Don't remember much, the only thing I remembered is - someone died, suicide, no less,
Who, I disclose. Why? I don't know.
I wonder why I would felt into the same setting over and over again.
It's the same place again, that condominium.
Every time whenever I had a dream about family, it's always there,
Maybe subconsciously, I only thought of it as my real home, the only place ever.
I don't really hate this place, I mean, how could you complain having a bigger place?
But I don't know why, all my dreams, I kept getting drawn to that condo.
Maybe I read too much to invoke that dream, or my body just need to get some fluid out, haven't been dropping a tear or two for some time now.
This Saturday I'll be visiting her grave, so it's 2 years plus already, time really does fly,
And one concept is proven to be plain lie for fool; Time DOES not heals ANYTHING.
Every thoughts of her invoke sadness and loneliness. The scar won't go away no matter what.
Now I wouldn't want to go deep, it's bad to suddenly broke down and started crying in office for no apparent reason.
There's a lot of people going again this month, seriously I swear there's more than 5 people leaving in just 3 months of my working.
Just when the manager ...did I mentioned she's cute?
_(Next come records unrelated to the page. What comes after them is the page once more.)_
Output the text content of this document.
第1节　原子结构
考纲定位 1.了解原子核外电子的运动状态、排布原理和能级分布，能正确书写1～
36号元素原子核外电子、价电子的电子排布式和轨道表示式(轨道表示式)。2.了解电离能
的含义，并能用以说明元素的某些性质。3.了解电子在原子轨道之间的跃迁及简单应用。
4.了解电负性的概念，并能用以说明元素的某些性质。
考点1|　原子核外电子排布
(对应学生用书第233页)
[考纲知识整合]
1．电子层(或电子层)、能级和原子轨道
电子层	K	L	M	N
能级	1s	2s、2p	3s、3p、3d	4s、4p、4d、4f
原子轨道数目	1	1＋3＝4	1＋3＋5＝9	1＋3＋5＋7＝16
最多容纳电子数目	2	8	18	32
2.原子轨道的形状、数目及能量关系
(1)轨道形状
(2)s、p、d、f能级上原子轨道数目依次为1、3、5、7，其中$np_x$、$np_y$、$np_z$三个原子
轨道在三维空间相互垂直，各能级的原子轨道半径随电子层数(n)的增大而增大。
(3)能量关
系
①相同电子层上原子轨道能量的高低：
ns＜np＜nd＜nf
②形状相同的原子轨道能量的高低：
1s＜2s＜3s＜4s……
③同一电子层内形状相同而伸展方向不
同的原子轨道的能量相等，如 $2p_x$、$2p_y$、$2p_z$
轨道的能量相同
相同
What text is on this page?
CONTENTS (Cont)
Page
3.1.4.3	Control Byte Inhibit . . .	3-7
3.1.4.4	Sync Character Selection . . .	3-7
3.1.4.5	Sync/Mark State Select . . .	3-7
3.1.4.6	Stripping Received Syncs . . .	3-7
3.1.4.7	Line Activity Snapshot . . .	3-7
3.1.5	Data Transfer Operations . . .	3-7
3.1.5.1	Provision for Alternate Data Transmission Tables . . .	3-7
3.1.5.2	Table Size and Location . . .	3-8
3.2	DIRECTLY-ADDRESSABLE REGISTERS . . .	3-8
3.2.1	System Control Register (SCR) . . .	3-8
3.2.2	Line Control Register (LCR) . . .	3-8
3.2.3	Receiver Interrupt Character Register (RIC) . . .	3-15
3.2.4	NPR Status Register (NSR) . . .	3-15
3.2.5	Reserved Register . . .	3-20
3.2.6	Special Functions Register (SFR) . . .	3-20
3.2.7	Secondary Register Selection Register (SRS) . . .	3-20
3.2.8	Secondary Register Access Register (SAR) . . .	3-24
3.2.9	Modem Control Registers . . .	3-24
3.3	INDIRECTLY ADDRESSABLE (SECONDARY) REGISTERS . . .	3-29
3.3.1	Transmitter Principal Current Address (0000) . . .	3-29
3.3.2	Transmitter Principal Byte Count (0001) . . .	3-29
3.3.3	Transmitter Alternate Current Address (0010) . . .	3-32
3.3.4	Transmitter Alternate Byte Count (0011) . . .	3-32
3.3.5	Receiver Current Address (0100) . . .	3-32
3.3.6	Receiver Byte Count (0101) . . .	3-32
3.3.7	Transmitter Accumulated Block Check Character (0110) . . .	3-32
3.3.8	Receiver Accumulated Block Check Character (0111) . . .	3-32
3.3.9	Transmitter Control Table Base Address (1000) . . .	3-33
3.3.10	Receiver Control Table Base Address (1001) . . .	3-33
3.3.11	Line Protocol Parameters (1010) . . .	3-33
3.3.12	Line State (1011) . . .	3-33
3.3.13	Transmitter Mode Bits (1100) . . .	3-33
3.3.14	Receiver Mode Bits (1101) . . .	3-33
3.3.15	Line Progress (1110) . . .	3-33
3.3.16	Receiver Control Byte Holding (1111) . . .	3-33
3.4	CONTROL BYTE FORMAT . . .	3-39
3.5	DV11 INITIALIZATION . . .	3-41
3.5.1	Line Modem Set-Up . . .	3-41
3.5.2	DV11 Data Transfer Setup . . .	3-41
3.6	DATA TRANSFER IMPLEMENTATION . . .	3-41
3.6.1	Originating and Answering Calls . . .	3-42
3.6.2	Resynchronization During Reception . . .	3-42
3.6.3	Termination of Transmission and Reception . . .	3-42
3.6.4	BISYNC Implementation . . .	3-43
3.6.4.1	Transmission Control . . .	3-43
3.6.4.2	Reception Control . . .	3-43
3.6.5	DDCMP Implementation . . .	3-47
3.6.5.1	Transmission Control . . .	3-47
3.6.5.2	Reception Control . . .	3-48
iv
Okay moving forward, just when she hired someone, there's always people going.
Now that I think of it, most of them is M_____ * fill in the blank*.
I guess this work is pretty hard, not that I experienced most of them, I've only did small part of it.
But I think I can tell after all, it's hard to not notice them,
It's written all over their face, pressure, the look on their face when they got into trouble with the higher-ups.
I'm starting to spend my last few days loathing around, maybe because my mentor afraid that after I left, the work I followed up will be in a mess,
So she's stopped giving me work like she did before, pfff, now I'm bored out of my skull.